Ce rapport dresse un état des lieux des pratiques actuelles en matière de représentation des sexes dans les essais cliniques, en identifiant les éventuelles inégalités ou sous‑représentations, tant en phase préclinique qu’en phase clinique. Il analyse les conséquences de ces déséquilibres sur la qualité et la sécurité des traitements proposés aux femmes.

Il formule des recommandations en vue d’assurer une meilleure prise en compte des spécificités biologiques et physiologiques des femmes dans la recherche biomédicale, de garantir la parité dans la constitution des panels de patients et d’améliorer l’analyse différenciée des effets des traitements selon le sexe.

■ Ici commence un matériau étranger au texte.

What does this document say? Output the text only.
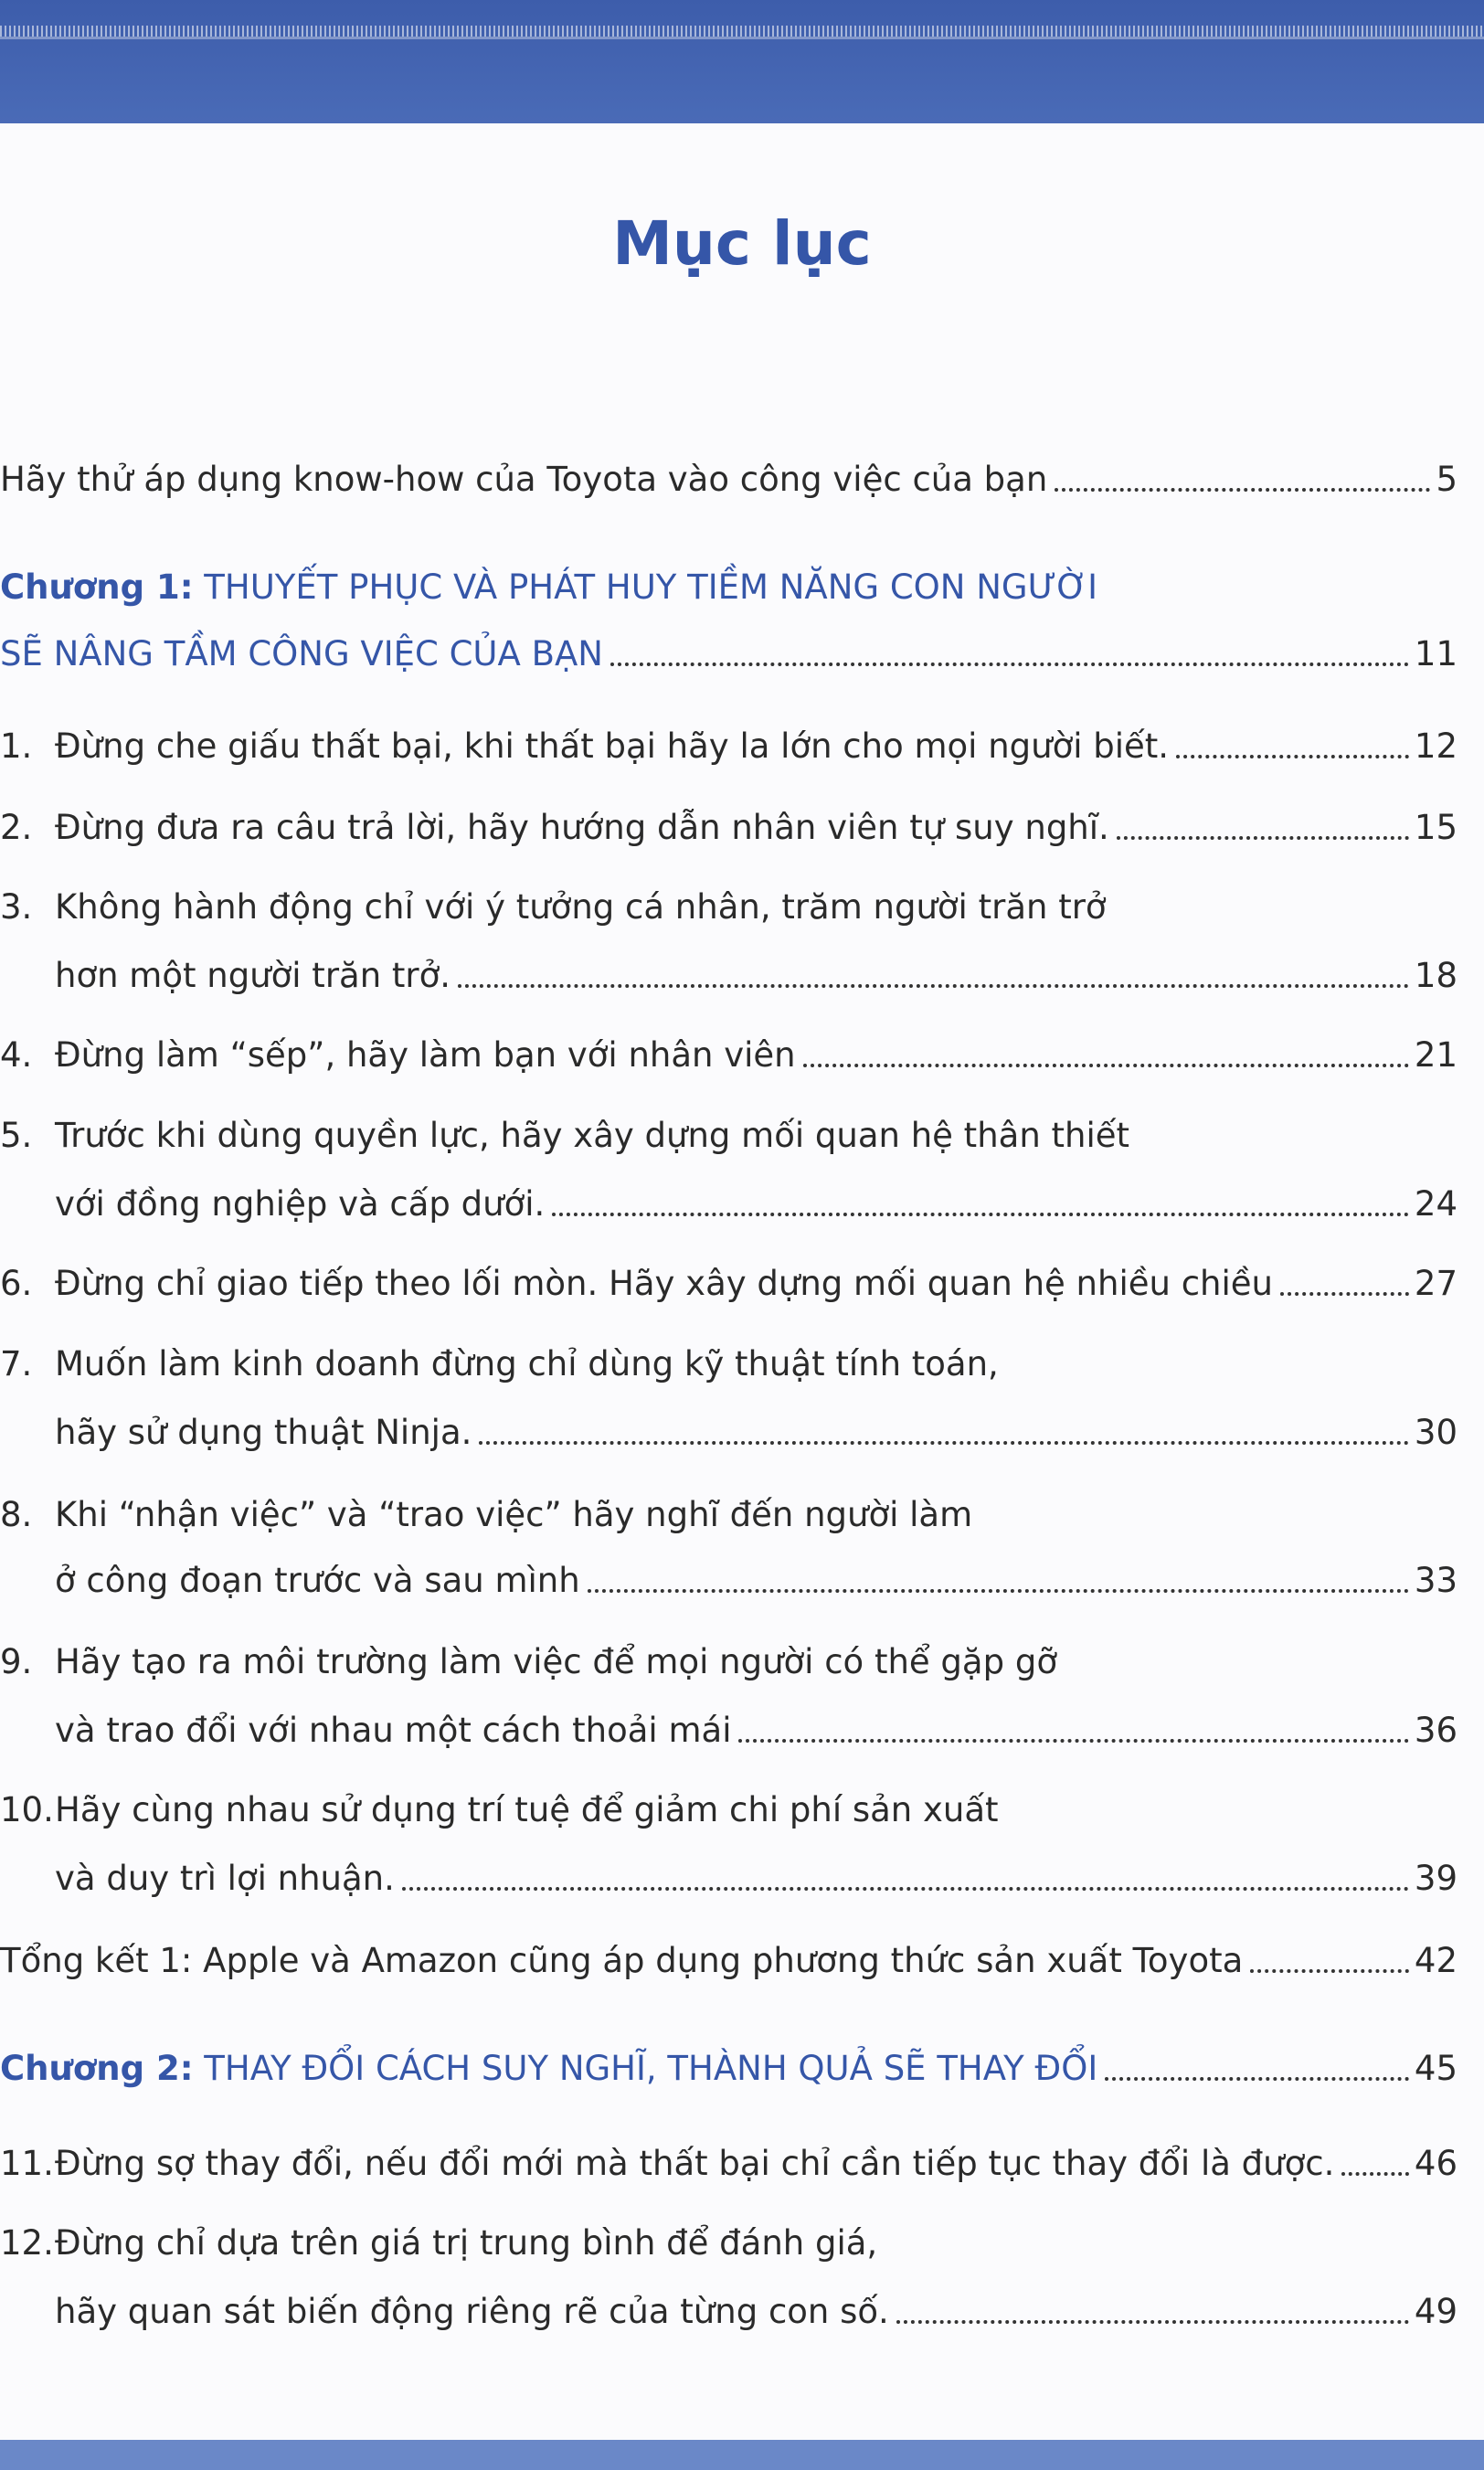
Mục lục
Hãy thử áp dụng know-how của Toyota vào công việc của bạn	5
Chương 1: THUYẾT PHỤC VÀ PHÁT HUY TIỀM NĂNG CON NGƯỜI
SẼ NÂNG TẦM CÔNG VIỆC CỦA BẠN	11
1. Đừng che giấu thất bại, khi thất bại hãy la lớn cho mọi người biết.	12
2. Đừng đưa ra câu trả lời, hãy hướng dẫn nhân viên tự suy nghĩ.	15
3. Không hành động chỉ với ý tưởng cá nhân, trăm người trăn trở
hơn một người trăn trở.	18
4. Đừng làm “sếp”, hãy làm bạn với nhân viên	21
5. Trước khi dùng quyền lực, hãy xây dựng mối quan hệ thân thiết
với đồng nghiệp và cấp dưới.	24
6. Đừng chỉ giao tiếp theo lối mòn. Hãy xây dựng mối quan hệ nhiều chiều	27
7. Muốn làm kinh doanh đừng chỉ dùng kỹ thuật tính toán,
hãy sử dụng thuật Ninja.	30
8. Khi “nhận việc” và “trao việc” hãy nghĩ đến người làm
ở công đoạn trước và sau mình	33
9. Hãy tạo ra môi trường làm việc để mọi người có thể gặp gỡ
và trao đổi với nhau một cách thoải mái	36
10. Hãy cùng nhau sử dụng trí tuệ để giảm chi phí sản xuất
và duy trì lợi nhuận.	39
Tổng kết 1: Apple và Amazon cũng áp dụng phương thức sản xuất Toyota	42
Chương 2: THAY ĐỔI CÁCH SUY NGHĨ, THÀNH QUẢ SẼ THAY ĐỔI	45
11. Đừng sợ thay đổi, nếu đổi mới mà thất bại chỉ cần tiếp tục thay đổi là được. 46
12. Đừng chỉ dựa trên giá trị trung bình để đánh giá,
hãy quan sát biến động riêng rẽ của từng con số.	49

Ce rapport examine enfin les leviers réglementaires, financiers et scientifiques susceptibles de favoriser une recherche plus inclusive et plus représentative, notamment par une révision des critères d’inclusion, des obligations de transparence, et des dispositifs de suivi par les autorités sanitaires.

Article 7

I. – La charge pour les organismes de sécurité sociale est compensée à due concurrence par la majoration de l’accise sur les tabacs prévue au chapitre IV du titre Ier du livre III du code des impositions sur les biens et services.

II. – La charge pour l’État est compensée à due concurrence par la création d’une taxe additionnelle à l’accise sur les tabacs prévue au chapitre IV du titre Ier du livre III du code des impositions sur les biens et services.

III. – La charge pour les collectivités territoriales est compensée à due concurrence par la majoration de la dotation globale de fonctionnement et, corrélativement pour l’État, par la création d’une taxe additionnelle à l’accise sur les tabacs prévue au chapitre IV du titre Ier du livre III du code des impositions sur les biens et services.